Uma simples anedota dos Padres do deserto para uma grande lição. A Palavra de Deus é mais que um livro para ser lido: é um caminho de vida. No terceiro domingo de Páscoa, deste ano, encontramos o relato de mais uma aparição pós-pascal de Jesus. O trecho é do evangelho de Lucas e é a continuação da belíssima página dos discípulos de Emaús. Também lá, o peregrino, ainda desconhecido, explicava as Escrituras aos dois desanimados. Assim, eles mesmos disseram que lhes “ardia o coração” quando ele falava. Depois de tê-lo reconhecido “ao partir o pão”, os dois voltaram para Jerusalém de onde queriam fugir. Encontraram os Onze e os demais discípulos reunidos. Contaram o acontecido e escutaram a experiência dos outros. É nesse momento, de comunhão e partilha, que Jesus ressuscitado se faz presente. Também nessa “aparição”, ele faz questão de lembrar a sua paixão, como também lemos no evangelho de João. Quer ajudá-los a superar o susto, o medo e, também, a esclarecer as dúvidas. Para isso, Jesus novamente abre a inteligência deles explicando as Escrituras. Nada do que aconteceu foi por acaso ou sem motivação; basta entender bem o que já estava escrito.

Por que tudo isso é tão importante? Porque, para nós, Jesus ressuscitado não vai “aparecer”, mas continuamos a ler as Escrituras do Antigo Testamento e, agora também, os escritos do Novo Testamento. É a Bíblia, o conjunto de livros que nós cristãos chamamos de Palavra de Deus. Para alguns é um arquivo de costumes e culturas dos povos daquele tempo, nada mais que uma preciosa relíquia do passado. Para outros é um exemplo de sabedoria popular, construída ao longo de séculos. Sem dúvida, é um livro respeitado e muito estudado, mas para nós cristãos deve ser muito diferente. Nós não “visitamos” a Bíblia por causa de estudos ou de pesquisas, nós queremos entender, ou seja, abrir a nossa inteligência e o nosso coração àquela que, acreditamos, seja nada menos que Palavra de Deus. As Sagradas Escrituras são a comunicação daquele que, para poder falar conosco, teve que se adequar às limitações humanas de língua e de compreensão. Deus, quis tanto “falar” com a humanidade – ao menos com alguns, para que a mensagem chegasse a todos – que a Palavra se fez “carne” na pessoa de Jesus de Nazaré. Porque Deus não falou e não fala somente com palavras, mas também com gestos, ações e acontecimentos. Por isso, a Bíblia não é um tratado sobre a Divindade, mas conta muitas histórias de pessoas e situações, alegres e tristes, maravilhosas e trágicas. Igual à vida de cada ser humano, em carne e osso, e de cada povo real. E Deus está envolvido nesta vida.

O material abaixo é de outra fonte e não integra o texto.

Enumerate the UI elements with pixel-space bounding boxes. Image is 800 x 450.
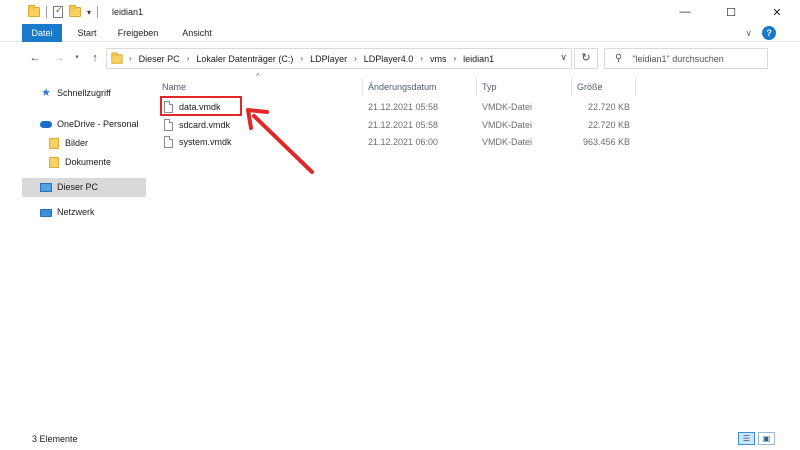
breadcrumb-vms[interactable]: vms: [430, 54, 447, 64]
nav-item-schnellzugriff[interactable]: ★ Schnellzugriff: [22, 84, 146, 103]
cloud-icon: [40, 119, 52, 130]
column-header-date[interactable]: Änderungsdatum: [368, 82, 437, 96]
breadcrumb-ldplayer4[interactable]: LDPlayer4.0: [364, 54, 414, 64]
file-type: VMDK-Datei: [482, 137, 533, 147]
folder-icon: [111, 51, 123, 64]
maximize-button[interactable]: ☐: [708, 0, 754, 24]
new-folder-icon[interactable]: [69, 5, 81, 17]
quick-access-toolbar: ▾: [0, 0, 104, 24]
customize-toolbar-icon[interactable]: ▾: [87, 8, 91, 17]
annotation-highlight-box: [160, 96, 242, 116]
breadcrumb-drive-c[interactable]: Lokaler Datenträger (C:): [196, 54, 293, 64]
column-divider[interactable]: [635, 78, 636, 96]
column-header-size[interactable]: Größe: [577, 82, 603, 96]
folder-icon: [48, 138, 60, 149]
forward-arrow-icon[interactable]: →: [52, 50, 66, 66]
folder-icon[interactable]: [28, 5, 40, 17]
recent-locations-icon[interactable]: ▾: [70, 50, 84, 66]
tab-start[interactable]: Start: [68, 24, 106, 42]
nav-item-label: Dieser PC: [57, 182, 99, 192]
tab-freigeben[interactable]: Freigeben: [112, 24, 164, 42]
file-icon: [164, 119, 173, 131]
nav-item-label: OneDrive - Personal: [57, 119, 139, 129]
file-icon: [164, 136, 173, 148]
nav-item-onedrive[interactable]: OneDrive - Personal: [22, 115, 146, 134]
nav-item-label: Netzwerk: [57, 207, 95, 217]
ribbon: Datei Start Freigeben Ansicht ∨ ?: [0, 24, 800, 42]
nav-item-label: Bilder: [65, 138, 89, 148]
toolbar-divider: [46, 6, 47, 18]
chevron-right-icon[interactable]: ›: [129, 54, 132, 63]
chevron-right-icon[interactable]: ›: [354, 54, 357, 63]
column-header-name[interactable]: Name: [162, 82, 186, 96]
large-icons-view-icon[interactable]: ▣: [758, 432, 775, 445]
nav-item-label: Dokumente: [65, 157, 112, 167]
tab-ansicht[interactable]: Ansicht: [176, 24, 218, 42]
breadcrumb-dieser-pc[interactable]: Dieser PC: [139, 54, 180, 64]
folder-icon: [48, 157, 60, 168]
up-arrow-icon[interactable]: ↑: [88, 50, 102, 66]
column-header-type[interactable]: Typ: [482, 82, 497, 96]
view-switcher: ☰ ▣: [738, 432, 775, 445]
toolbar-divider: [97, 6, 99, 18]
status-item-count: 3 Elemente: [32, 434, 78, 444]
column-divider[interactable]: [571, 78, 572, 96]
sort-ascending-icon: ^: [256, 72, 260, 81]
search-icon: ⚲: [615, 53, 623, 64]
file-type: VMDK-Datei: [482, 102, 533, 112]
file-name: sdcard.vmdk: [179, 120, 231, 130]
star-icon: ★: [41, 87, 51, 99]
chevron-down-icon[interactable]: ∨: [560, 52, 567, 63]
column-divider[interactable]: [362, 78, 363, 96]
details-view-icon[interactable]: ☰: [738, 432, 755, 445]
address-bar[interactable]: › Dieser PC › Lokaler Datenträger (C:) ›…: [106, 48, 572, 69]
nav-item-dokumente[interactable]: Dokumente: [22, 153, 146, 172]
file-date: 21.12.2021 05:58: [368, 102, 439, 112]
title-bar: ▾ leidian1 — ☐ ✕: [0, 0, 800, 24]
nav-item-netzwerk[interactable]: Netzwerk: [22, 203, 146, 222]
file-name: system.vmdk: [179, 137, 232, 147]
expand-ribbon-icon[interactable]: ∨: [745, 28, 752, 39]
file-date: 21.12.2021 06:00: [368, 137, 439, 147]
computer-icon: [40, 182, 52, 193]
chevron-right-icon[interactable]: ›: [453, 54, 456, 63]
file-row-sdcard-vmdk[interactable]: sdcard.vmdk 21.12.2021 05:58 VMDK-Datei …: [156, 117, 646, 133]
file-row-system-vmdk[interactable]: system.vmdk 21.12.2021 06:00 VMDK-Datei …: [156, 134, 646, 150]
nav-item-label: Schnellzugriff: [57, 88, 111, 98]
file-date: 21.12.2021 05:58: [368, 120, 439, 130]
file-size: 22.720 KB: [587, 120, 630, 130]
window-title: leidian1: [112, 7, 144, 17]
navigation-pane: ★ Schnellzugriff OneDrive - Personal Bil…: [22, 84, 146, 222]
back-arrow-icon[interactable]: ←: [28, 50, 42, 66]
breadcrumb-ldplayer[interactable]: LDPlayer: [310, 54, 347, 64]
search-placeholder: "leidian1" durchsuchen: [632, 53, 724, 64]
nav-item-bilder[interactable]: Bilder: [22, 134, 146, 153]
nav-item-dieser-pc[interactable]: Dieser PC: [22, 178, 146, 197]
file-type: VMDK-Datei: [482, 120, 533, 130]
column-divider[interactable]: [476, 78, 477, 96]
tab-datei[interactable]: Datei: [22, 24, 62, 42]
chevron-right-icon[interactable]: ›: [187, 54, 190, 63]
chevron-right-icon[interactable]: ›: [420, 54, 423, 63]
chevron-right-icon[interactable]: ›: [300, 54, 303, 63]
close-button[interactable]: ✕: [754, 0, 800, 24]
search-input[interactable]: ⚲ "leidian1" durchsuchen: [604, 48, 768, 69]
breadcrumb-leidian1[interactable]: leidian1: [463, 54, 494, 64]
file-size: 22.720 KB: [587, 102, 630, 112]
navigation-row: ← → ▾ ↑ › Dieser PC › Lokaler Datenträge…: [0, 46, 800, 70]
help-icon[interactable]: ?: [762, 26, 776, 40]
file-name-cell: sdcard.vmdk: [164, 117, 230, 133]
file-size: 963.456 KB: [582, 137, 630, 147]
minimize-button[interactable]: —: [662, 0, 708, 24]
file-name-cell: system.vmdk: [164, 134, 232, 150]
properties-icon[interactable]: [53, 5, 63, 18]
window-controls: — ☐ ✕: [662, 0, 800, 24]
ribbon-right-controls: ∨ ?: [745, 26, 776, 40]
refresh-button[interactable]: ↻: [574, 48, 598, 69]
network-icon: [40, 207, 52, 218]
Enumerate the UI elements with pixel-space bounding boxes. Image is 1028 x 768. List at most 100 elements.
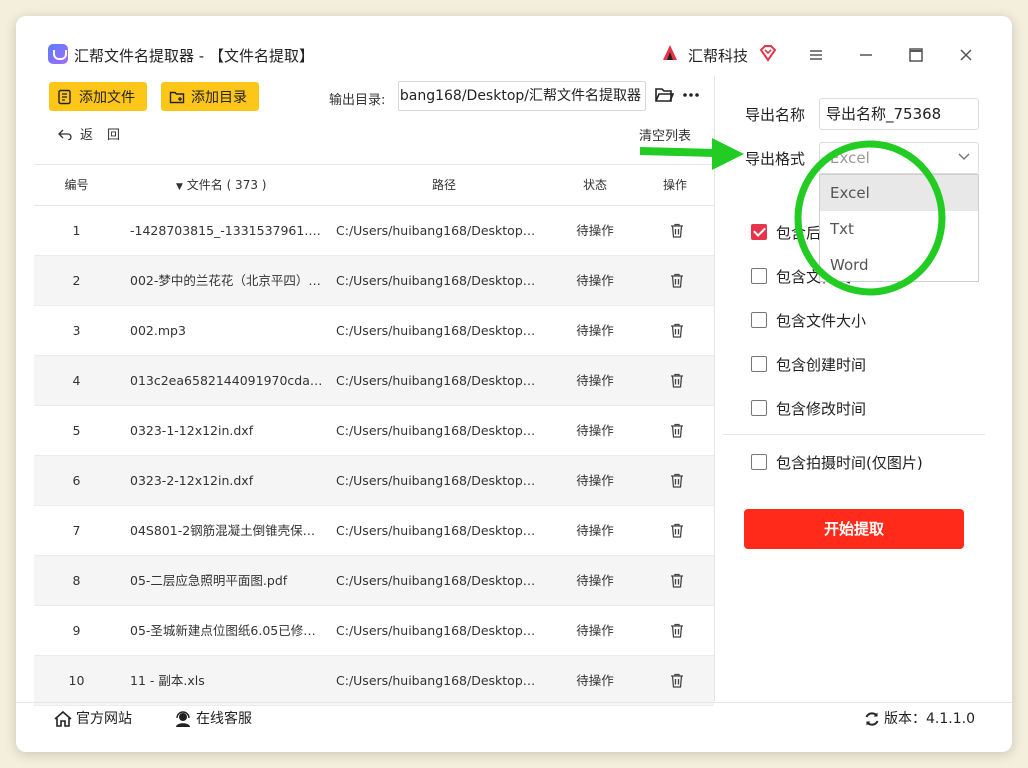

É dentro desse emaranhado de palavras e sentimentos, decepções e esperanças, fracassos e vitórias que nós devemos aprender a escutar a Palavra de Deus. A Bíblia, já deve ter ficado claro, não é um discurso, mas sim uma experiência de vida. Cada um de nós ama, sofre, faz coisas certas e coisas das quais depois se arrepende, às vezes ajuda os irmãos, outras vezes os machuca. O grande segredo para entender a Palavra de Deus, quando fazemos a memória daqueles acontecimentos, é, portanto, sempre confrontar a nossa vida com aquilo que lemos. A Palavra de Deus quer nos ajudar a experimentar, hoje, as maravilhas que Deus sempre fez e ainda faz para os seus amigos: o seu amor, a sua misericórdia, a sua fidelidade. A Palavra de Deus deve ser experimentada na vida. Somente assim se torna viva, atual e luminosa para o nosso caminhar. Mais a vivemos, mais a compreendemos.